The Center for Surgical Digestive Disorders, Tampa General Hospital, Tampa General Medical Group, and Department of Surgery, University of South Florida, 409 Bayshore Blvd, Tampa, FL 33606, USA.
Surg Endosc. 2011 Jun;25(6):1766-74. doi: 10.1007/s00464-010-1454-7. Epub 2011 Apr 13.
Laparoendoscopic single-site (LESS) surgery is beginning to include advanced laparoscopic operations such as Heller myotomy with anterior fundoplication. However, the efficacy of LESS Heller myotomy has not been established. This study aimed to evaluate the authors' initial experience with LESS Heller myotomy for achalasia.
Transumbilical LESS Heller myotomy with concomitant anterior fundoplication for achalasia was undertaken for 66 patients after October 2007. Outcomes including operative time, complications, and length of hospital stay were recorded and compared with those for an earlier contiguous group of 66 consecutive patients undergoing conventional multi-incision laparoscopic Heller myotomy with anterior fundoplication. Symptoms before and after myotomy were scored by the patients using a Likert scale ranging from 0 (never/not severe) to 10 (always/very severe). Data were analyzed using the Mann-Whitney U test, the Wilcoxon matched-pairs test, and Fisher's exact test where appropriate.

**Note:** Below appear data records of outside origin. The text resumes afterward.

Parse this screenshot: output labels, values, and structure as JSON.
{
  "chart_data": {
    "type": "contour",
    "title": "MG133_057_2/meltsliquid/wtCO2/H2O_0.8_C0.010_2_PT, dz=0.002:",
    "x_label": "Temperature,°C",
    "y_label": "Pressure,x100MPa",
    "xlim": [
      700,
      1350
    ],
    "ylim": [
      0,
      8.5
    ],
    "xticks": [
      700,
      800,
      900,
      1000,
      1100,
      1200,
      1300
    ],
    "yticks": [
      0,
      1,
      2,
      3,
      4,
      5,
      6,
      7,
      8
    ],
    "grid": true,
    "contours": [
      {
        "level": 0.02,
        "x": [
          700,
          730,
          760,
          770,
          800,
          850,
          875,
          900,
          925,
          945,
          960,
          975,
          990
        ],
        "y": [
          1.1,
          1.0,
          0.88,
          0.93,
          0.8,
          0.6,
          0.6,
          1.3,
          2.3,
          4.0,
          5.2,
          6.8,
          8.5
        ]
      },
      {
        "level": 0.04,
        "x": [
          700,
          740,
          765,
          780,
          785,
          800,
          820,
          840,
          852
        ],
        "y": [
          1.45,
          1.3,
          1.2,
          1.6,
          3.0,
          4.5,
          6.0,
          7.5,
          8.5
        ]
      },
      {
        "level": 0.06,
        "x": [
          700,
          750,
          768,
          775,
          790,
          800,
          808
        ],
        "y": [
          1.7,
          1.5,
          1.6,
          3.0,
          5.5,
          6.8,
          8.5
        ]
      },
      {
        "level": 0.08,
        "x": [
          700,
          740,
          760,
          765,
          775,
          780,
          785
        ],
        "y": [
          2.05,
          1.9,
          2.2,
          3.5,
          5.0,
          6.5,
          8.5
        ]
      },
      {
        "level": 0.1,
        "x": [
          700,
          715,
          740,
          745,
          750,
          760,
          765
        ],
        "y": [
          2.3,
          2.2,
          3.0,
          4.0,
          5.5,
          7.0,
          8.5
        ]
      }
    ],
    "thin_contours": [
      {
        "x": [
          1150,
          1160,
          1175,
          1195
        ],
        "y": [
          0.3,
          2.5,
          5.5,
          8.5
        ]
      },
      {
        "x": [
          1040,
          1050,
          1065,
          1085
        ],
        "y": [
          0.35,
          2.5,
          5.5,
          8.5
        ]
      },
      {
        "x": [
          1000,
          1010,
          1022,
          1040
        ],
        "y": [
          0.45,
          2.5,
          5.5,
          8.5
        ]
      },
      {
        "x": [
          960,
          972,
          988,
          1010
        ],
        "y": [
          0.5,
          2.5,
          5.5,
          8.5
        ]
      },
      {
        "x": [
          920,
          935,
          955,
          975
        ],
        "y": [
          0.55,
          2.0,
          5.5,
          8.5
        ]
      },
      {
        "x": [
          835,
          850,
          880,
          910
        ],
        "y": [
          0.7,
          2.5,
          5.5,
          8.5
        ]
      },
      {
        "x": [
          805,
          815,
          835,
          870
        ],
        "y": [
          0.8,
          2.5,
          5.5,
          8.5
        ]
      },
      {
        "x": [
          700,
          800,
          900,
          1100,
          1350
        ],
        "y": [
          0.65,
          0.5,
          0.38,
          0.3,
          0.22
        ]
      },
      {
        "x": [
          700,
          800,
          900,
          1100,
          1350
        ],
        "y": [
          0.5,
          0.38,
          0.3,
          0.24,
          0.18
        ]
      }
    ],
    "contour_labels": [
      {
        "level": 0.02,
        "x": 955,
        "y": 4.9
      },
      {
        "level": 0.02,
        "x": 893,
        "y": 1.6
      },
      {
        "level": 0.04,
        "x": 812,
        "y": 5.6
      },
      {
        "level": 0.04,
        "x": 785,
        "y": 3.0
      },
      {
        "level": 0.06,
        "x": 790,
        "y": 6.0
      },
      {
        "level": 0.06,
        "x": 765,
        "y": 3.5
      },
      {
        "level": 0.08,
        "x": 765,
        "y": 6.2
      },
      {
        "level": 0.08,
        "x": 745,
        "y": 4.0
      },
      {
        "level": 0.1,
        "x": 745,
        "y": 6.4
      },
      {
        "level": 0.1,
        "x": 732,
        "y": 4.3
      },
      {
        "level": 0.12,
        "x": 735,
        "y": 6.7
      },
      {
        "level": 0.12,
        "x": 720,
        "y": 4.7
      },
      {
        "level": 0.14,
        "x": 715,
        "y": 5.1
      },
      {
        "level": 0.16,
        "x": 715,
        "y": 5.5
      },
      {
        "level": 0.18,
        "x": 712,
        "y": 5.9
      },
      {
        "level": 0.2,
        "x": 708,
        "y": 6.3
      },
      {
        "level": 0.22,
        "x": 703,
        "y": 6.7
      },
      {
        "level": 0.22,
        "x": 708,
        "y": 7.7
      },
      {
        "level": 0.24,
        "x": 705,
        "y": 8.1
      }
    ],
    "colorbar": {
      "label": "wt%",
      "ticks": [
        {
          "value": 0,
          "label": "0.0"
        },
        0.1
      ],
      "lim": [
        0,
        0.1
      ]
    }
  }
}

Patients undergoing LESS Heller myotomy were similar to those undergoing conventional laparoscopic Heller myotomy in gender, age, body mass index (BMI), blood loss, and length of hospital stay. However, the patients undergoing LESS Heller myotomies had operations of significantly longer duration (median, 117 vs. 93 min with the conventional laparoscopic approach) (p<0.003). For 11 patients (16%) undergoing LESS Heller myotomy, additional ports/incisions were required. No patients were converted to "open" operations, and no patients had procedure-specific complications. Symptom reduction was dramatic and satisfying after both LESS and conventional laparoscopic myotomy with fundoplication. The symptom reduction was similar with the two procedures. The LESS approach left no apparent umbilical scar.

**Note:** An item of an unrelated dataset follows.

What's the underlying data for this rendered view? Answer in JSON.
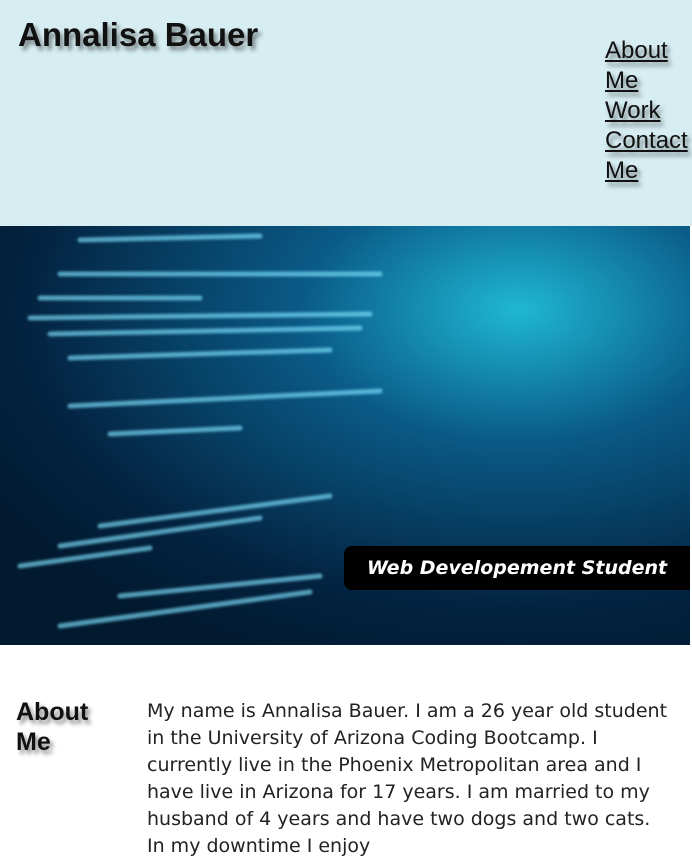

Heller myotomy with anterior fundoplication effectively treats achalasia. The findings showed LESS Heller myotomy with anterior fundoplication to be feasible, safe, and efficacious. Although the LESS approach increases operative time, it does not increase procedure-related morbidity or hospital length of stay and avoids apparent umbilical scarring. Laparoendoscopic single-site surgery represents a paradigm shift to more minimally invasive surgery and is applicable to advanced laparoscopic operations such as Heller myotomy and anterior fundoplication.

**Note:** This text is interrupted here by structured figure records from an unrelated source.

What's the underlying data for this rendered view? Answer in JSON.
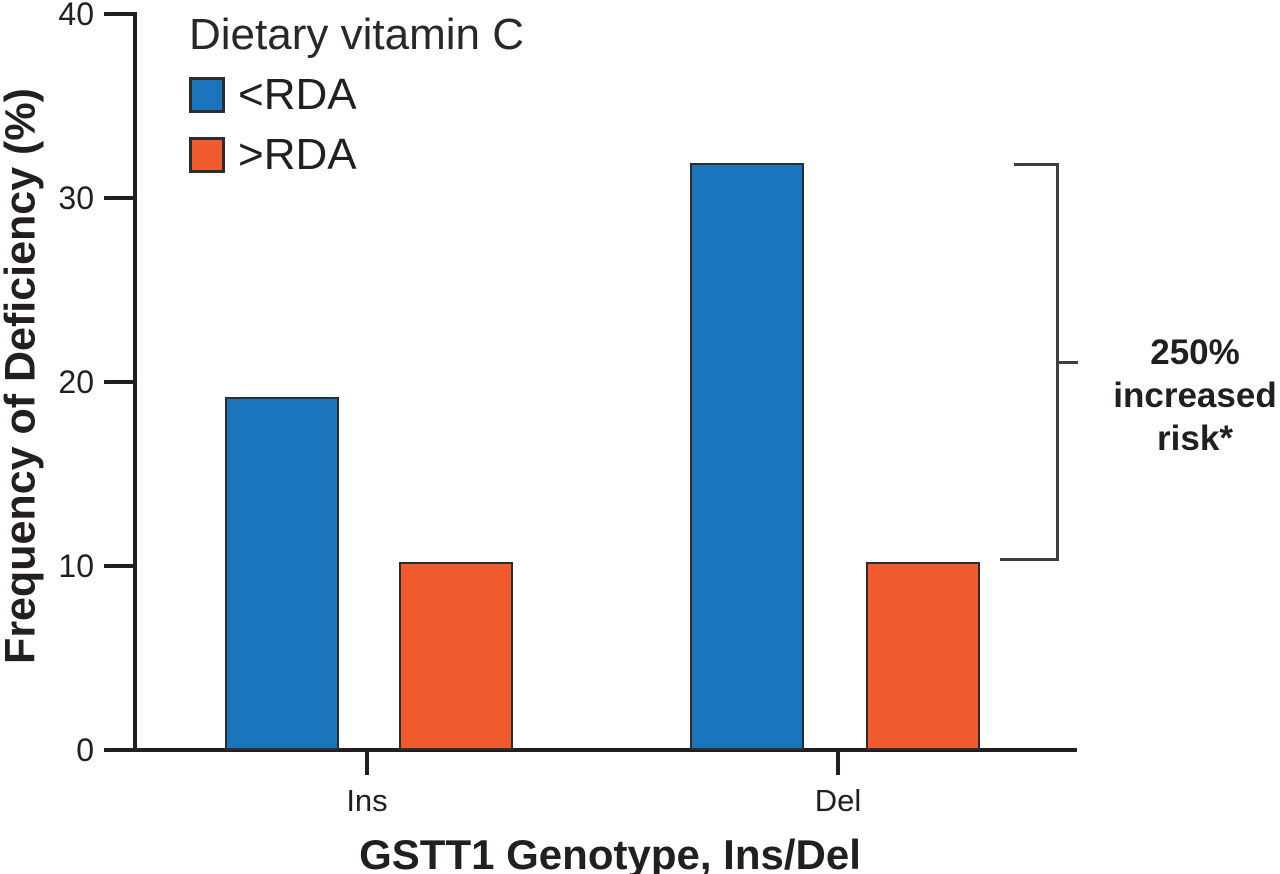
{
  "chart_data": {
    "type": "bar",
    "categories": [
      "Ins",
      "Del"
    ],
    "series": [
      {
        "name": "<RDA",
        "color": "#1B75BC",
        "values": [
          19.2,
          31.9
        ]
      },
      {
        "name": ">RDA",
        "color": "#F15B2E",
        "values": [
          10.2,
          10.2
        ]
      }
    ],
    "xlabel": "GSTT1 Genotype, Ins/Del",
    "ylabel": "Frequency of Deficiency (%)",
    "ylim": [
      0,
      40
    ],
    "yticks": [
      0,
      10,
      20,
      30,
      40
    ],
    "ytick_labels": [
      "0",
      "10",
      "20",
      "30",
      "40"
    ],
    "grid": false,
    "legend_title": "Dietary vitamin C",
    "legend_position": "top-left",
    "annotation": {
      "lines": [
        "250%",
        "increased",
        "risk*"
      ],
      "text": "250% increased risk*",
      "applies_to": "Del genotype, <RDA vs >RDA bars"
    }
  }
}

经脐单孔腹腔镜(LESS)手术开始应用于先进的腹腔镜手术,如 Heller 肌切开术联合前胃底折叠术。然而,LESS Heller 肌切开术的疗效尚未确定。本研究旨在评估作者在贲门失弛缓症中应用 LESS Heller 肌切开术的初步经验。
2007 年 10 月后,对 66 例贲门失弛缓症患者行经脐 LESS Heller 肌切开术联合前胃底折叠术。记录手术时间、并发症和住院时间等结果,并与之前连续 66 例行传统多孔腹腔镜 Heller 肌切开术联合前胃底折叠术的患者进行比较。患者采用 Likert 量表对术前和术后的症状进行评分,范围为 0(从未/不严重)至 10(总是/非常严重)。数据采用 Mann-Whitney U 检验、Wilcoxon 配对检验和 Fisher 确切概率法进行分析。
行 LESS Heller 肌切开术的患者在性别、年龄、体重指数(BMI)、出血量和住院时间方面与行传统腹腔镜 Heller 肌切开术的患者相似。然而,行 LESS Heller 肌切开术的患者手术时间明显延长(中位数,117 分钟与传统腹腔镜方法 93 分钟)(p<0.003)。11 例(16%)患者需要额外的端口/切口。无患者转为“开腹”手术,也无患者出现与手术相关的并发症。行 LESS 和传统腹腔镜肌切开术联合胃底折叠术后,症状均显著减轻,令人满意。两种手术的症状缓解程度相似。LESS 入路无明显脐部瘢痕。
Heller 肌切开术联合前胃底折叠术有效治疗贲门失弛缓症。研究结果表明,LESS Heller 肌切开术联合前胃底折叠术是可行、安全和有效的。虽然 LESS 方法增加了手术时间,但并未增加与手术相关的发病率或住院时间,且避免了明显的脐部瘢痕。经脐单孔腹腔镜手术代表了向更微创外科手术的转变,适用于先进的腹腔镜手术,如 Heller 肌切开术和前胃底折叠术。